Atau dalam film fiksi ilmiah yang dirilis pada 2015, Sayonara, Fukuda menggambarkan Jepang di masa depan setelah kembali dilanda bom nuklir. Ia menggunakan aktris asal Amerika Serikat, Bryerky Long, sebagai salah satu pemeran utama.

The Man from the Sea boleh jadi karya Fukada yang sejauh ini paling multi-kultur. Selain mempertemukan Jepang dan Indonesia, film juga didukung oleh rumah produksi yang berasal dari tiga negara: Kaninga Pictures (Indonesia), Nikattsu (Jepang) dan Comme des Cinémas (Perancis).

Apresiasi lain bagi Fukuda adalah penggunaan empat bahasa: Indonesia, Jepang, Aceh, dan Inggris.
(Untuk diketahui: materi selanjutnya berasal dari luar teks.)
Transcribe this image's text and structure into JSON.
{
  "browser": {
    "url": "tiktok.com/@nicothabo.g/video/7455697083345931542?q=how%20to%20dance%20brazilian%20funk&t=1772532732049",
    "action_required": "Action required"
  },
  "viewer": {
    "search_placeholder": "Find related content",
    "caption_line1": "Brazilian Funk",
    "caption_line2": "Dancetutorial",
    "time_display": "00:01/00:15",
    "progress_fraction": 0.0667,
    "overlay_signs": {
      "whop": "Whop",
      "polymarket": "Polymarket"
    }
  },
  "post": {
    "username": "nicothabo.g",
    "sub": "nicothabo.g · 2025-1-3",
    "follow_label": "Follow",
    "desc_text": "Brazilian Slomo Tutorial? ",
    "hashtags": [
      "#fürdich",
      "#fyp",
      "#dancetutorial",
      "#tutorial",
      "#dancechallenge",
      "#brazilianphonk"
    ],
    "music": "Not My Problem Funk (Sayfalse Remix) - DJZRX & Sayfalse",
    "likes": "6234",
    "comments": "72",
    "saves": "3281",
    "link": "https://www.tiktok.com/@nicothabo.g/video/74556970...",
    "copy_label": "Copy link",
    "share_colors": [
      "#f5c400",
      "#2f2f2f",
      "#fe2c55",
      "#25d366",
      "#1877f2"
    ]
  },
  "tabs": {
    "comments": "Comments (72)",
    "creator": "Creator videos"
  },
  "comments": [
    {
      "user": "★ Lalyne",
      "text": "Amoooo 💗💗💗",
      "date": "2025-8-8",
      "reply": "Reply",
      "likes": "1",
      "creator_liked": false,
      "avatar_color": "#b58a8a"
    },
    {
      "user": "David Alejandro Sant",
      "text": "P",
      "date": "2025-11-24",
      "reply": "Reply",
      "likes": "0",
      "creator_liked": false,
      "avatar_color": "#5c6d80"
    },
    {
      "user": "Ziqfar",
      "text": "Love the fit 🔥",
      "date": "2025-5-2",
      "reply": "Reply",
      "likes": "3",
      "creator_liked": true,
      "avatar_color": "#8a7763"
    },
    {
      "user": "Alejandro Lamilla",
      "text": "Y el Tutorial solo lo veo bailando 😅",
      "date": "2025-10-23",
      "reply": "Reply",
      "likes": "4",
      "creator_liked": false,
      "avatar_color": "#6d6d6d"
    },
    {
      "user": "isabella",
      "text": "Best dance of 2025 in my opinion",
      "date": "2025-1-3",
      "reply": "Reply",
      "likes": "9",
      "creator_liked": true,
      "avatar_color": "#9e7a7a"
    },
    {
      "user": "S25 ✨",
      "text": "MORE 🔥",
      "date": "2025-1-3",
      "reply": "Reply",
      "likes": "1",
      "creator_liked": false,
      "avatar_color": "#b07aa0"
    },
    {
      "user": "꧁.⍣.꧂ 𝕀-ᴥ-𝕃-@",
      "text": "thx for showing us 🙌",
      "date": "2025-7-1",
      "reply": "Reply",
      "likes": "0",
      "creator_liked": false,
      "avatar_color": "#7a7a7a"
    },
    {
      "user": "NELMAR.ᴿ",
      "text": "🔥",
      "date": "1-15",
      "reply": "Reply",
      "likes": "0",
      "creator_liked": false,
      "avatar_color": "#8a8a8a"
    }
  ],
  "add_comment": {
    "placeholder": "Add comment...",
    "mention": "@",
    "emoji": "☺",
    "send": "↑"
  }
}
Keputusan ini barangkali tidak membuat nyaman barisan pembenci subtitel, tapi makin mengentalkan aura natural film.

The Man from the Sea juga sebentuk karya visual yang memanjakan mata. Fukuda berhasil menggambarkan keindahan Aceh, terutama pesisir pantainya, dalam tone warna yang menyegarkan. Dijamin akan mendorong Anda untuk datang ke Serambi Mekah—dalam rangka relaksasi diri maupun merenungkan tragedi.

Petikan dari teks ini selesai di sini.